OREGON.- Oregon is one of the slowest states to roll out the COVID-19 vaccination according to a report from Bloomberg.

That means of the vaccine doses the state has received, many just haven’t made it to any arms yet.

“When the vaccine arrived, it was ‘we’re live!’,” said Tom Hottman with Sky Lakes Medical Center in Klamath Falls. He says they prepared ahead of time to ensure a smooth vaccine roll out.

“Sky Lakes has been proactive about precautions generally, whether its wearing a mask and observing physical distancing. The vaccination is another tool in that kit.”

According to the Oregon Health Authority, Klamath County has the highest amount of people vaccinated per 10,000 in at about 135. In fact, Sky Lakes says it can even start to offer vaccination to community health professionals who don’t work at the center.

“We are going through them pretty quickly, we have enough that we can take care of other health care professionals in the community,” said Hottman.

But Sky Lakes and Klamath County are the exception to the rule in Oregon. Numbers from the OHA show while the state has received more than 130,000 doses of the Pfizer and modern vaccines, just over 20% of that supply has been administered to health care workers.

According to a Bloomberg report, Oregon’s vaccine rollout is one of the lowest in the country.

Jonathan Modie with the OHA says the delays are due to a number of reasons.

“Really a steady flow of vaccines around the country. And that’s why sometimes we see adjustments of the allocations we were initially given,” he explained.
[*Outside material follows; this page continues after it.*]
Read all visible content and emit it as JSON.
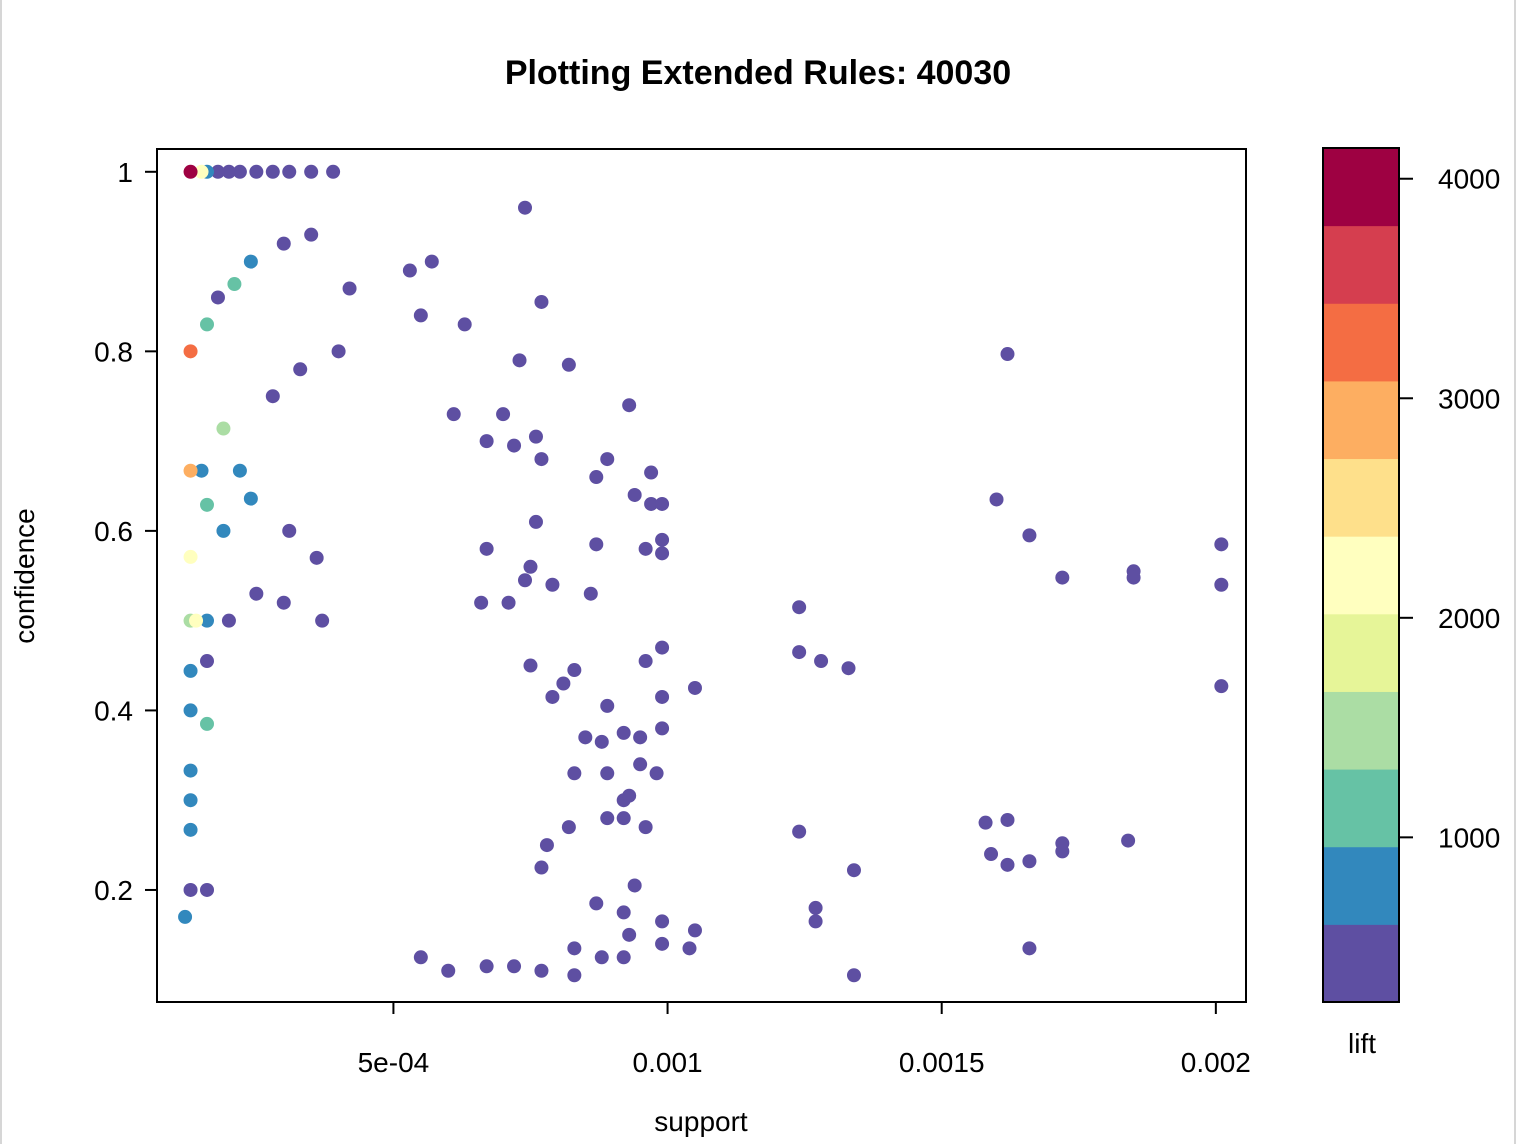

He says federal officials are constantly adjusting the allotment each state gets, making it difficult to maintain a steady and predictable flow.

“Each provider is making its own decisions on how to get the vaccine out to those who are within that Phase 1A group,” Modie said.

Even when centers get doses of the vaccine, they have to be mindful of when and where to administer them, to follow guidelines and keep workers safe. And there are hurdles with the vaccines themselves.

The Pfizer vaccine needs ultra-cold storage and facilities need to read up on all the detailed information that comes with the vaccines They also have to be aware of possible side effects, especially with health care workers.

But Modie says the state is looking forward to what they call the “vaccine velocity”.

“I think we will see the capacity to provide vaccines ramp up pretty dramatically in the coming weeks,” he said.  He says as they begin to understand the vaccine and gain more provider partners the rollout should quicken.

“It’s exciting that every week we get more providers and increase our capacity to get the vaccines out there.”

This isn’t just a Oregon issue either. According to the Center for Disease Control, as of Wednesday less than a quarter of the doses sent out in the U.S. have been administered.